L’ex sindaco di Roma Gianni Alemanno ha lasciato il carcere di Rebibbia dopo quasi 18 mesi di detenzione. A dare l’annuncio era stato lo stesso ex primo cittadino sui social. “Esco da innocente”. Le sue prime parole da uomo libero. E ancora: “È stata un’esperienza che “non doveva mai cominciare, perché sono innocente, perché il reato per cui sono stato condannato (traffico d’influenze per abuso d’ufficio) è stato abolito. Ma così è la giustizia italiana, soprattutto per chi prova a navigare controcorrente”.

L’ex sindaco di Roma era detenuto nel penitenziario dalla sera del 31 dicembre del 2024. Ha scontato la pena di un anno, 5 mesi e 24 giorni per il reato di traffico d’influenze illecite e abuso d’ufficio, nell’ambito dell’inchiesta “Mondo di Mezzo”. Dopo la condanna, ad Alemanno, difeso dall’avvocato Edoardo Albertario, è stato concesso di scontare la pena ai servizi sociali con l’affidamento in prova all’associazione So.Spe (Solidarietà e Speranza) ma, a seguito di alcune violazioni, il 31 dicembre 2024 è stato portato in carcere.

L’ex primo cittadino ha poi spiegato: “Uscendo dal carcere mi sembra quasi di disertare una trincea, di lasciare tanti compagni di detenzione e tanti lavoratori del sistema carcerario nelle loro lotte e nelle loro sofferenze”. Poi si è chiesto se riuscirà a parlare con il ministro Nordio, “a spiegargli – ha detto – che neppure l’ultimo provvedimento in itinere alla Camere (quello che aumenta i benefici per i detenuti tossicodipendenti) sarà sufficiente a cambiare la situazione delle nostre carceri?”.

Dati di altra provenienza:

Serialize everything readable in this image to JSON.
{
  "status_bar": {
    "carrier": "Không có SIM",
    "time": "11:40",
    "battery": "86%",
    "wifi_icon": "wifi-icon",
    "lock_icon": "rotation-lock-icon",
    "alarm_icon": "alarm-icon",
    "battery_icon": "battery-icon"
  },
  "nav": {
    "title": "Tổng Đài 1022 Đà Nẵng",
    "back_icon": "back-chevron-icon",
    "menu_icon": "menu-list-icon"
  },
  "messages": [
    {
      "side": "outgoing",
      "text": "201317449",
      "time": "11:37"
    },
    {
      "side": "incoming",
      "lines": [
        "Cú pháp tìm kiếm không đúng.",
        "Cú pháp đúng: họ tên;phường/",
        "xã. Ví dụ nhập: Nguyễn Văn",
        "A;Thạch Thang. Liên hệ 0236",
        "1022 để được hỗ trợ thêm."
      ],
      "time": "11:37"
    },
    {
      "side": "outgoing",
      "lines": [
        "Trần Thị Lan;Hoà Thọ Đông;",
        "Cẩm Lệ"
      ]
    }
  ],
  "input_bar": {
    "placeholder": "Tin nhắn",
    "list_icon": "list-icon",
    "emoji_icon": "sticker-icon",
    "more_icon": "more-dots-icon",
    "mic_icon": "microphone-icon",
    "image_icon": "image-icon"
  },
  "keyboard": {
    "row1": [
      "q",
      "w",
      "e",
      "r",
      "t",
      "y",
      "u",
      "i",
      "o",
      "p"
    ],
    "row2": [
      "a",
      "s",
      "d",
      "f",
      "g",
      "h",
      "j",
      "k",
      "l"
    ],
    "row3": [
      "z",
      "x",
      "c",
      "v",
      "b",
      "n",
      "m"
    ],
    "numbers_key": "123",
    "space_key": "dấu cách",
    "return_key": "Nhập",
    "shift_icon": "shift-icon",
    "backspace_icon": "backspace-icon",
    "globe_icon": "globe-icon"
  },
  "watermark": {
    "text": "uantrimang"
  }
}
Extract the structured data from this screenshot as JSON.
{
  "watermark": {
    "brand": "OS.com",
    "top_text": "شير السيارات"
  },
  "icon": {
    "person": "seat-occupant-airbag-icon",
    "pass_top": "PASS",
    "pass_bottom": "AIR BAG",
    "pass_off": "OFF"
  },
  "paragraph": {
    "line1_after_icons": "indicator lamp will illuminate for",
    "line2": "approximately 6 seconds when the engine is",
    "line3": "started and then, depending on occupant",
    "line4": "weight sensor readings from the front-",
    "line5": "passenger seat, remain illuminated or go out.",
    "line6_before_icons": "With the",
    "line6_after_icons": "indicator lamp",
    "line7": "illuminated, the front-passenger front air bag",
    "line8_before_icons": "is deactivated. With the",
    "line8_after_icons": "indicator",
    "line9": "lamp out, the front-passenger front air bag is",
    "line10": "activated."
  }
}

Alemanno ha poi precisato che “non c’è nessuna contraddizione tra la difesa intransigente della sicurezza dei cittadini e la necessità di costruire un sistema penitenziario che rispetti la dignità delle persone e promuova la loro capacità di riabilitarsi” e “senza un carcere di questo tipo è assolutamente impossibile difendere il cittadino contro l’aumento della criminalità”. Poi ha concluso: “Un pezzo del mio cuore rimane tra qui a Rebibbia, tra le mura di carceri senza giustizia, nelle celle dove si muore di caldo”.